Fanchic : Nous retrouvons Erwan et Simon, direction les quais de Bordeaux sous un soleil radieux. La discussion s’engage autour des choix d’Erwan. Sa vision me heurte, me bouscule. Il avance des arguments, questionne nos représentations. Les sujets se succèdent, l’argent, l’éducation, la famille, la sexualité…

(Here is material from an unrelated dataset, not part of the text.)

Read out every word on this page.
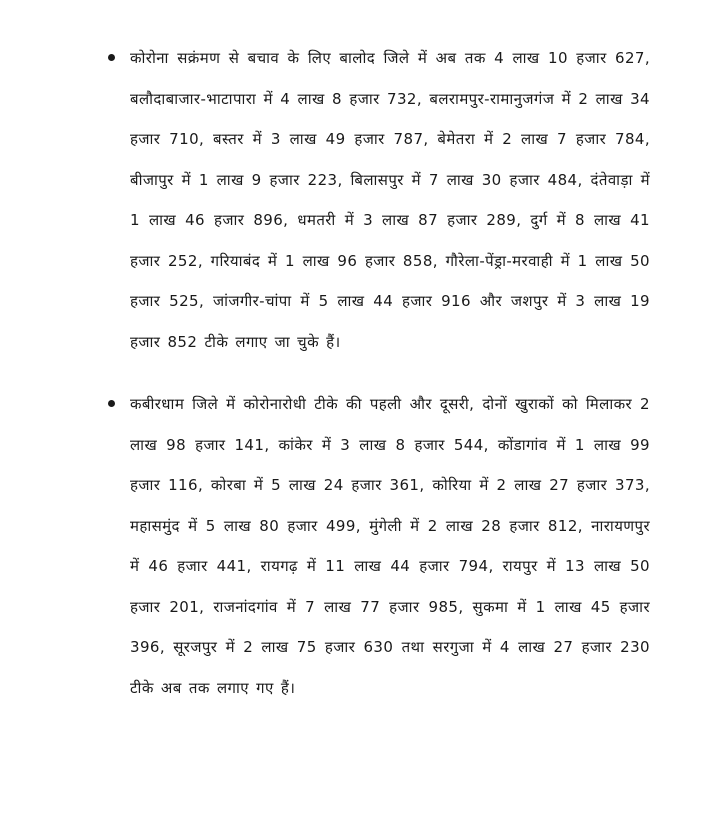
कोरोना सक्रंमण से बचाव के लिए बालोद जिले में अब तक 4 लाख 10 हजार 627, बलौदाबाजार-भाटापारा में 4 लाख 8 हजार 732, बलरामपुर-रामानुजगंज में 2 लाख 34 हजार 710, बस्तर में 3 लाख 49 हजार 787, बेमेतरा में 2 लाख 7 हजार 784, बीजापुर में 1 लाख 9 हजार 223, बिलासपुर में 7 लाख 30 हजार 484, दंतेवाड़ा में 1 लाख 46 हजार 896, धमतरी में 3 लाख 87 हजार 289, दुर्ग में 8 लाख 41 हजार 252, गरियाबंद में 1 लाख 96 हजार 858, गौरेला-पेंड्रा-मरवाही में 1 लाख 50 हजार 525, जांजगीर-चांपा में 5 लाख 44 हजार 916 और जशपुर में 3 लाख 19 हजार 852 टीके लगाए जा चुके हैं।
कबीरधाम जिले में कोरोनारोधी टीके की पहली और दूसरी, दोनों खुराकों को मिलाकर 2 लाख 98 हजार 141, कांकेर में 3 लाख 8 हजार 544, कोंडागांव में 1 लाख 99 हजार 116, कोरबा में 5 लाख 24 हजार 361, कोरिया में 2 लाख 27 हजार 373, महासमुंद में 5 लाख 80 हजार 499, मुंगेली में 2 लाख 28 हजार 812, नारायणपुर में 46 हजार 441, रायगढ़ में 11 लाख 44 हजार 794, रायपुर में 13 लाख 50 हजार 201, राजनांदगांव में 7 लाख 77 हजार 985, सुकमा में 1 लाख 45 हजार 396, सूरजपुर में 2 लाख 75 हजार 630 तथा सरगुजा में 4 लाख 27 हजार 230 टीके अब तक लगाए गए हैं।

Il fait des choix radicalement contraires aux nôtres. Pour nous c’est un voyage, lui un mode de vie. Nous avons des tunes, pas lui. Quand nous allons au sud trouver soleil et chaleur, il va au nord se confronter à l’hiver et tester son mode de vie.

Un petit portrait du mec s’impose. Il avait, à priori, tout pour « réussir » dans notre société. Issue d’une famille au capital culturel et économique important, il suit, très logiquement, une scolarité exemplaire, bac S, prépa et … première rupture. Il décline la carrière d’ingénieur qui s’offre à lui pour l’enseignement. Une haute idée de son rôle le pousse à mettre en lien les connaissances techniques et les conséquences de leur utilisation, pas évident… Il commence à s’intéresser il y a 15 ans à l’écologie. Il affine sa réflexion, ses connaissances et aboutit à l’obligation de changer nos modes de vie, aller notamment vers moins de consommation. Autant vous dire qu’il est bien loin de la farce marketing du développement durable. Il milite durant 5 ans, s’épuise puis s’abime dans la volonté de convaincre. S’ensuit une grosse pause. Quand il le raconte ça paraît logique, il faut qu’il roule pour retrouver du plaisir.

Maintenant, il indique ne plus vouloir convaincre mais ce qu’il fait fait c’est encore de l’éducation (populaire sans doute) par les questions que son mode de vie soulève. Il se décrit comme un clown, le vélo tel un nez rouge, le nomadisme comme art de rue.

Autour du repas qu’il nous offre la discussion se poursuit, mes neurones surchauffent. Qu’il est bon parfois de réfléchir de la sorte. Nous filmons durant ce temps une présentation un peu formelle de son projet, je vous invite à la découvrir. Si le personnage vous intrigue, la démarche vous intéresse….où vous irrite, il est possible de contacter Erwan sur son site http://unvelodanslatete.free.fr/ et même de l’accompagner…

Même journée autre rencontre, je rejoins Justine et Maria connues en Andalousie. Elle prennent le café avec François (incroyable ce qu’ils sont bons les François!), un pirate des temps moderne. Activiste social, il ouvre des lieux délaissés par la mairie, les fait vivre. Je l’accompagne récupérer des affaires au « marché des Douves », sublime bâtiment de verre et de fer. Le lieu qu’il a squatté, contribué à animer est repris en main par la mairie. Sous couvert d’une rénovation du bâtiment, c’est les gens du quartier qu’on met dehors.

Il me mène jusqu’au petit jardin qu’il essaye de créer dans le quartier, la balade se fait au rythme du caddy qu’il pousse et des personnes qu’il salue (environ une sur deux!). Le soleil décline, nous redescendons vers les quais au rythme de sa guitare et de sa voix cassée, « c’est dur la ville mais j’y ai ma famille… des toxicos, des sans-pap, des alcoolos ».

Soirée à « récup’r », atelier associatif de couture et de réparation de vélo. C’est soirée auberge espagnole, au menu, des discussions autour de l’expérience de l’inévitable Erwan.